Updated: Dec 3, 2025

I was relaxing at home one night when the pager went off for a search and rescue operation. Two climbers stuck on a ledge on Mount Tibrogagan with one hiker feared seriously injured.



It is a small community in the glass house mountains but hikers of varying capability come from everywhere to climb the sacred Aboriginal mountains and it is common for people to underestimate the challenges and need help getting back down.


It is dark and nearly an hour’s drive from home to search area. The adrenaline kicked in as soon as the message came in despite the distance. I jumped in my car and started heading north, thinking about the search and rescue operation, the risks and getting myself prepared for what was likely a long night ahead.


Mt Tibrogagan is only 364 metres high, but the track is extremely steep with a vertical rock face to get over ‘chicken rock’ and plenty of scrambling. It is considered the most psychologically demanding glasshouse mountain available for the public to climb. It is dangerous in the day, and even more dangerous at night. You wonder why anyone is out there climbing or stuck in the dark, where they are on the mountain, and what the approach to get them down will look like. Your mind starts to piece together different scenarios as you drive.


On arrival on site there are people scurrying around in the dark with a sense of urgency as the different teams arrive. There is no fancy incident control shelter or van, but you spot what appears to be an emerging control point and head over to get some information. There is no one from your team yet except for a couple of less experienced (non-vertical rescue) members who look out of place, shuffling around the periphery and waiting to be told what to do.


Incident control is generally taken and established by the first service on site. In this instance it was a local team who are local and very experienced in managing incidents in the glasshouse mountains but do not have climbing capability themselves. They establish a functional control point quickly as more crews from the different agencies arrive and an incident action plan emerges.

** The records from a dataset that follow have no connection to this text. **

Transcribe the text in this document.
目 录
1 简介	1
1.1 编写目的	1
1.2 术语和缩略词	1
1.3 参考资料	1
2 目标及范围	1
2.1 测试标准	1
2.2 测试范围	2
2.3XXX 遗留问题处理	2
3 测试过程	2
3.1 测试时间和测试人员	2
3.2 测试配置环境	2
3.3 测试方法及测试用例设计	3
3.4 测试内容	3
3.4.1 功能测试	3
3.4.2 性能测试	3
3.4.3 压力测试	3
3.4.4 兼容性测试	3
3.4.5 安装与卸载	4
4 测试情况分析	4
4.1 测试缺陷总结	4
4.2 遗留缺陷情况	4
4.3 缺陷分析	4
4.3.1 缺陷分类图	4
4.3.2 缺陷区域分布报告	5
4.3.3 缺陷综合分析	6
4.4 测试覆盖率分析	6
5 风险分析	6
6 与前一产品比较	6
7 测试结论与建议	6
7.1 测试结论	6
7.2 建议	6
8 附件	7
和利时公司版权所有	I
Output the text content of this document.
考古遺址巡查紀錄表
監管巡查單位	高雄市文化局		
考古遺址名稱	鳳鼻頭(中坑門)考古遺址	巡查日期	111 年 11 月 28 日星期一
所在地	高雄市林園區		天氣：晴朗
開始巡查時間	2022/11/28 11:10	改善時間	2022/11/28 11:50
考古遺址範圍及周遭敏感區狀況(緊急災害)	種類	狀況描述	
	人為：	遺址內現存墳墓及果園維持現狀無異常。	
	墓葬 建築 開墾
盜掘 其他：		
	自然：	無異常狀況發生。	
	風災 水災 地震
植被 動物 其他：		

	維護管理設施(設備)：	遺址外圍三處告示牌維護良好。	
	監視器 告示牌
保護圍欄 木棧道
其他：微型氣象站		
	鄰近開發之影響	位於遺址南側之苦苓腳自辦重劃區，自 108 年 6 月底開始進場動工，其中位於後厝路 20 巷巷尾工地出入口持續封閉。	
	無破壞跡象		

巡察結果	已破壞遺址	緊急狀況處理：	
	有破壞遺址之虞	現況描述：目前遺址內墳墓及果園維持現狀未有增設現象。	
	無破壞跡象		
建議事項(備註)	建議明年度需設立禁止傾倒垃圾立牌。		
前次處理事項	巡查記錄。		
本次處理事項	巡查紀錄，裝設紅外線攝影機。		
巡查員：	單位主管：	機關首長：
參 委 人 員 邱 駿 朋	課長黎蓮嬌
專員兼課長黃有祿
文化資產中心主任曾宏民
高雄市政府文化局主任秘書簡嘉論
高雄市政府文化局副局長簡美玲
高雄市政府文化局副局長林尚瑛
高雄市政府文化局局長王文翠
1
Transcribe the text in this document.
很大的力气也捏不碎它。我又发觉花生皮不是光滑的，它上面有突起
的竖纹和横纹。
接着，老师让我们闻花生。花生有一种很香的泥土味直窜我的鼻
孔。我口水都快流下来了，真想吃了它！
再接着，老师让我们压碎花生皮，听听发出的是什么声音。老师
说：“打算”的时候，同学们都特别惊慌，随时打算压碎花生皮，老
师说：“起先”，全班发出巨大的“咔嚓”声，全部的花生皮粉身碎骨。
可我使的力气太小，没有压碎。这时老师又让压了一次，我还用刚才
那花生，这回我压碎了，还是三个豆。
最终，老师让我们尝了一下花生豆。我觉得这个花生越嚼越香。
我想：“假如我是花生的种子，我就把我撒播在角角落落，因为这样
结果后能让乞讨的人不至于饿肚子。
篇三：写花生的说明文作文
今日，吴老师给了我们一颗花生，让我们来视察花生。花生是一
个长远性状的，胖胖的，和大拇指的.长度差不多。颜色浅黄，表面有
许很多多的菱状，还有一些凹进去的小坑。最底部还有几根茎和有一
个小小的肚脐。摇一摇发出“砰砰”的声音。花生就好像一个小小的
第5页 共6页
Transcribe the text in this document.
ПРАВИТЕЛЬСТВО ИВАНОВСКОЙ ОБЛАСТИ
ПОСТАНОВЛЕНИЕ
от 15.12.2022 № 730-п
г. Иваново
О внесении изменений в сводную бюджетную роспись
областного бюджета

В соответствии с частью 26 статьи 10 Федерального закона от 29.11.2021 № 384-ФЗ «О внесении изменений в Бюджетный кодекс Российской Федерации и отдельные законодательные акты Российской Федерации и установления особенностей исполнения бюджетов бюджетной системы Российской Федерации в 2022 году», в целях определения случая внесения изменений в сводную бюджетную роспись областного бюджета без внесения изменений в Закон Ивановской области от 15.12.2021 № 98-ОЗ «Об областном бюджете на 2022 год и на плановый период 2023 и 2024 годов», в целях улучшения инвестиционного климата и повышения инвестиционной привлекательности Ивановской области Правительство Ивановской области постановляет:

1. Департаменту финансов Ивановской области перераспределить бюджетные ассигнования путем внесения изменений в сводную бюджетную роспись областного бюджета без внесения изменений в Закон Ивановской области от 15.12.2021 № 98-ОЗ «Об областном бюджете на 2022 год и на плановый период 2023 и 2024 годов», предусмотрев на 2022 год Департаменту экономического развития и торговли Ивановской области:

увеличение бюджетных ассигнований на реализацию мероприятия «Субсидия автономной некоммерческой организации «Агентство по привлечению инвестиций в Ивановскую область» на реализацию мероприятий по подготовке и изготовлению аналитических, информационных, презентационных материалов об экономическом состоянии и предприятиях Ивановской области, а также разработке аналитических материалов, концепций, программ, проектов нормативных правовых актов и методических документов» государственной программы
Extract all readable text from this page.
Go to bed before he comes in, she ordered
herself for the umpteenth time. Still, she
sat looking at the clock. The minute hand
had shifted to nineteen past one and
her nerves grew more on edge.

A specialist remote rescue climbing crew will go up first to locate the couple whilst others wait on standby.   It takes time and is an anxious wait at control for information with lots of energy and a desire to help but nothing to do but listen to the calls coming through the radio.


After what feels like forever, there is news that they have located the girl. She is scared but alive and well. The boy has fallen off the ledge and is somewhere lower. There has been no response from him for some time. He is feared critically injured or dead.


My vertical rescue team is called in to set up a rope line and help bring the girl down off the mountain whilst the specialist crew continue the search and rescue of the boy.


Keen to help we quickly gather our gear (heavy bags of rope and related rescue equipment) before commencing the arduous hike to the rescue point. It is quite a way off the marked track and the terrain and vegetation is unfamiliar and difficult to navigate in the dark.  


We get close on foot without rope but the last section is very steep and slippery so a rope system is set up for safety which will be used by both our team and the girl who will be fitted with a harness.


Just as we are about to make our way down the line, a couple of additional members from another agency arrive to our location. They have arrived late to the party and are full of desire to help and decide that we have done it all wrong and that it should be changed. The dark unfamiliar forest provides limited opportunities for tying off systems but there are still many options, and the incoming team have their own ideas about how it should be done. There is some debate and rerigging before we finish the set up and move down the line.


Whilst we have been trekking in and setting up a line, calls from the specialist team have continued to come in over the radio. By the time we reach the girl the other team have now located the boy. Sadly he is deceased.


There is a distinct change in radio calls and the feeling and dynamic of the rescue changes. It is not spoken but felt. We all subconsciously switch modes - from an urgent search and rescue mission where it was hoped that we would save 2 lives - to one of rescue and recovery (getting the uninjured girl back safely and bringing back down the deceased boy).


Everything slows down, radio chatter decreases, and the language is quiet and in code, enough for the crews to know what the situation is, but with the intent of keeping the girl unaware and focused on her own situation. There is still a difficult task to get her down safely off the mountain and this will become even more difficult if she learns of the boy’s fate and is overwhelmed by distress.


So begins the extraction…..slow steady, careful…a lot can go wrong.


Our rope line finally reaches the end point, and the girl is handed over to our team. She is afraid and distressed, tears smearing her face and welling in her eyes, her body movements shaky and unsteady. She has trouble focusing and needs a lot of support mentally and physically to work back along the rope to the track.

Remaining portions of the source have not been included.